We’re analyzing every VAR decision made throughout all 64 games at the 2022 World Cup. Croatia thought they should have got a VAR penalty vs. Morocco for Sofyan Amrabat’s tackle on Josko Gvardiol, but their appeals were turned down.
After each game, we take a look at the major incidents to examine and explain the process both in terms of VAR protocol and the Laws of the Game.
– World Cup VAR review in full: Every decision analyzed
Possible penalty: Amrabat challenge on Gvardiol
What happened: In the 75th minute, Gvardiol got in front of Amrabat inside the area and appeared to be clipped. Qatari referee Abdulrahman al-Jassim waved away the appeals and play continued for over a minute while a VAR review took place in the background.
VAR decision: No penalty.
VAR review: This all comes down to the motives of the attacker being very important in any VAR review for a penalty.
The VAR, Julio Bascunan of Chile, should look for contact, ask if that contact has a consequence, and consider if the attacking player used that contact to try to win a penalty. Contact alone is not sufficient.

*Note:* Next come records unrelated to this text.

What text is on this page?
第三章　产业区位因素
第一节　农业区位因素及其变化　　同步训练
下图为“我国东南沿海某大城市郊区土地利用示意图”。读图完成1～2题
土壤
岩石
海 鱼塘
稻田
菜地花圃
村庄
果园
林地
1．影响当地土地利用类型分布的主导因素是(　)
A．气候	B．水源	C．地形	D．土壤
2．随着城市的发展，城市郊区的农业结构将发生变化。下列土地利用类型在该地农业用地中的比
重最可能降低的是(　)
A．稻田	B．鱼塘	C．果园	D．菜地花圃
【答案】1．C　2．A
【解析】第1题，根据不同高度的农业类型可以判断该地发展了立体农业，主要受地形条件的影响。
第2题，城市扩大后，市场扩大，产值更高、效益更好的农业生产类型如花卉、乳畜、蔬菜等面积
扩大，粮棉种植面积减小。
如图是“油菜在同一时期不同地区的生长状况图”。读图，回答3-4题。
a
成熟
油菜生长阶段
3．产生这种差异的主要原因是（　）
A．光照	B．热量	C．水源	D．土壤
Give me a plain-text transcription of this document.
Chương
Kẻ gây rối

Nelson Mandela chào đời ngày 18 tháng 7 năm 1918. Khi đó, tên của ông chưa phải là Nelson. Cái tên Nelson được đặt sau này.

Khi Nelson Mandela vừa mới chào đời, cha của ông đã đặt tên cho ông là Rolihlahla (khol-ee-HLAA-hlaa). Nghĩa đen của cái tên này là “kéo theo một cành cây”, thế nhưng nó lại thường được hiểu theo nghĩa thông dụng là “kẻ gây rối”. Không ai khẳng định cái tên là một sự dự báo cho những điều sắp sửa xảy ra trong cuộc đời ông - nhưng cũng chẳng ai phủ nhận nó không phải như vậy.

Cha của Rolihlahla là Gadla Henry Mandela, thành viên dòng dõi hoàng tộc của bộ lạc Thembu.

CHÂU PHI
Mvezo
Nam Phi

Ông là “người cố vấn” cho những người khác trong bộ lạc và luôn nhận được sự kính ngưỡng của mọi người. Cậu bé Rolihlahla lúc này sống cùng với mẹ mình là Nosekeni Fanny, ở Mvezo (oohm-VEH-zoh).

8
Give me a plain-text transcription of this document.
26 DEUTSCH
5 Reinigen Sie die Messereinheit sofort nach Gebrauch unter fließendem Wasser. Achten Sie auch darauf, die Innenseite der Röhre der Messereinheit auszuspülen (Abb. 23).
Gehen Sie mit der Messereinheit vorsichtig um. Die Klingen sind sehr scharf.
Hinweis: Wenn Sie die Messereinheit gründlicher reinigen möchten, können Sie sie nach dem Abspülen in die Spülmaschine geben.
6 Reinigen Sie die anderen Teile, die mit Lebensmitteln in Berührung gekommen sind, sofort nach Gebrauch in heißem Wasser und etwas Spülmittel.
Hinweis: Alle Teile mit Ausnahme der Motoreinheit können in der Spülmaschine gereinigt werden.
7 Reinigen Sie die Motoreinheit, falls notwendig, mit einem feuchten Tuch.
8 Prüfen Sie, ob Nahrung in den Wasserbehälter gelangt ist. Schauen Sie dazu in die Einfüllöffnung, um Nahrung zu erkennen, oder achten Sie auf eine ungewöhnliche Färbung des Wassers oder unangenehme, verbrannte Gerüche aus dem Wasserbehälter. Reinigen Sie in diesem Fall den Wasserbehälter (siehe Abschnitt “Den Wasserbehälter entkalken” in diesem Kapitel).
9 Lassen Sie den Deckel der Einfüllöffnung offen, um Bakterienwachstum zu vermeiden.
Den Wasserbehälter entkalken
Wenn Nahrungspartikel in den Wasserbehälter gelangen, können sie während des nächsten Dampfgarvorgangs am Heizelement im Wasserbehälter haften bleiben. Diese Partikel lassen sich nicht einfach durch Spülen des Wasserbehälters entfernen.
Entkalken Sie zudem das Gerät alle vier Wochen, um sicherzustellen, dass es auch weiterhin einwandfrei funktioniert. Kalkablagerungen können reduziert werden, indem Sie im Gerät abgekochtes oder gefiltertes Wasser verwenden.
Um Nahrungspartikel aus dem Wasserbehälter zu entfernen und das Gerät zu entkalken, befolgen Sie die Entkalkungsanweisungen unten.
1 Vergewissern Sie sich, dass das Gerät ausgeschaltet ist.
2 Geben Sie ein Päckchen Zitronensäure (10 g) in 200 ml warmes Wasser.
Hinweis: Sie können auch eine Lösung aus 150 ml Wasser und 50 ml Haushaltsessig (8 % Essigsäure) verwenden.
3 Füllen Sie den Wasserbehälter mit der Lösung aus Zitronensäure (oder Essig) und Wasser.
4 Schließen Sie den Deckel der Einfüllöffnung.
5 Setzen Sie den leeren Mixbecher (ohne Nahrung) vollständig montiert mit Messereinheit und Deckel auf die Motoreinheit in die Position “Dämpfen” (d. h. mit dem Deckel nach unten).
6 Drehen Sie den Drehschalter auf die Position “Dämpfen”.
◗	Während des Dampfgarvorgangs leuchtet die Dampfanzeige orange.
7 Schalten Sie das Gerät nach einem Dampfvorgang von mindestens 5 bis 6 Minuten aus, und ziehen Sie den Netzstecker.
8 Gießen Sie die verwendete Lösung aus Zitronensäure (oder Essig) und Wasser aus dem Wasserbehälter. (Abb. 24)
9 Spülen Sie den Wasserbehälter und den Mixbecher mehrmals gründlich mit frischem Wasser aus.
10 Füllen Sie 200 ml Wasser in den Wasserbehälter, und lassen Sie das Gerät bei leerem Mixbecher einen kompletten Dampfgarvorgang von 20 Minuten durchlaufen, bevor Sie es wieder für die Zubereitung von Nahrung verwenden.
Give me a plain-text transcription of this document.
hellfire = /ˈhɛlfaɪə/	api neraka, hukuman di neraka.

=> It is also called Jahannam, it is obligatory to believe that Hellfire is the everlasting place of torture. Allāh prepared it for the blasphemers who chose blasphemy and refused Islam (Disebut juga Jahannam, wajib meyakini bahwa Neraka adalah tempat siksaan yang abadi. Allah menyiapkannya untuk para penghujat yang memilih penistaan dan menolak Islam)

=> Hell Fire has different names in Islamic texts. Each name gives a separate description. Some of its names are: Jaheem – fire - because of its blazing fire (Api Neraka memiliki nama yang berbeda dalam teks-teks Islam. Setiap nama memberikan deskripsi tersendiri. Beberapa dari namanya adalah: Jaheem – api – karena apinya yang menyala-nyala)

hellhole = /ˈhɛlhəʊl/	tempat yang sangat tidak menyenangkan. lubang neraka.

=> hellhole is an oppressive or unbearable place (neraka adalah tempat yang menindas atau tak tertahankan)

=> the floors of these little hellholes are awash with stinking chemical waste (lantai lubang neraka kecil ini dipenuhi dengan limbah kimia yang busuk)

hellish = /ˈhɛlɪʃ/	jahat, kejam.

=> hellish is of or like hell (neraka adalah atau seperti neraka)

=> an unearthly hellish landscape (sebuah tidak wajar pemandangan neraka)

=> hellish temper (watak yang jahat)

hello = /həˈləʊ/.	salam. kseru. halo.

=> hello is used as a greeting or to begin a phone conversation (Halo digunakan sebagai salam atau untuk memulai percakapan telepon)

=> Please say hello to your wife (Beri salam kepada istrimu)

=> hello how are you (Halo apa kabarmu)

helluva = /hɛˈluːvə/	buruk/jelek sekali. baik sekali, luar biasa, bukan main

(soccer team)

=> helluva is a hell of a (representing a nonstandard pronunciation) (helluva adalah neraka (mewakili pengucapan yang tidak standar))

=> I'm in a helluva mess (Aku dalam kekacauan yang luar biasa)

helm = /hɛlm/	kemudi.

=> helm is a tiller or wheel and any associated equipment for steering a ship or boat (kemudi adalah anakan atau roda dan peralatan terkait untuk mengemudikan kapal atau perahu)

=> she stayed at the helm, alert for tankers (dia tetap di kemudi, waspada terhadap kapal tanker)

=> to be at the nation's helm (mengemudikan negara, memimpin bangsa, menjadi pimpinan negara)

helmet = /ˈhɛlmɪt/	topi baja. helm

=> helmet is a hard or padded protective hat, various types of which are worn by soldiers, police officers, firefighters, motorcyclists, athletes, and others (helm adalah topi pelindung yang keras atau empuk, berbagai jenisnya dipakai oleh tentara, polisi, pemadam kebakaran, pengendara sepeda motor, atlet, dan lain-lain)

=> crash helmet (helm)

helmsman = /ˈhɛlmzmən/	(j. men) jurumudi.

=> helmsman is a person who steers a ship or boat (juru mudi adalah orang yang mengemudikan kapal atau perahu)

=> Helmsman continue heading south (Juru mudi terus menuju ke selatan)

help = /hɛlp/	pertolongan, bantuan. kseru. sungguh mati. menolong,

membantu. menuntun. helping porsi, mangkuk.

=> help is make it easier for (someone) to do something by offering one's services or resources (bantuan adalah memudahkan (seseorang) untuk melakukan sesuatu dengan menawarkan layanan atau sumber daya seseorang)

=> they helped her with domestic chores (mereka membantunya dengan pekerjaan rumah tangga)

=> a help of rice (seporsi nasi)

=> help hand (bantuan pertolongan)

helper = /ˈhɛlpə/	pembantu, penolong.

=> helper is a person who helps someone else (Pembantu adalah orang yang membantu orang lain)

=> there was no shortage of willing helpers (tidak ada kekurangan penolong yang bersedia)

Was Gvardiol caught by Amrabat? Absolutely.
Did this contact cause Gvardiol to go to ground in the way he did? Probably not.
After the contact on his left foot, Gvardiol takes a step to control the ball with his left foot and then drags his right foot along the turf — the VAR will specifically look for this — and theatrically goes to ground. This is a textbook example of a player trying to give the impression of a level of contact and effectively simulate the fall.
If the referee had given the spot kick it probably would have stood, because the decision on the pitch carries most weight, but it’s unlikely to be given through VAR.
There was a soft decision in this World Cup given to Saudi Arabia against Poland, for Krystian Bielik’s challenge on Saleh al-Shehri, though that is an outlier in this tournament.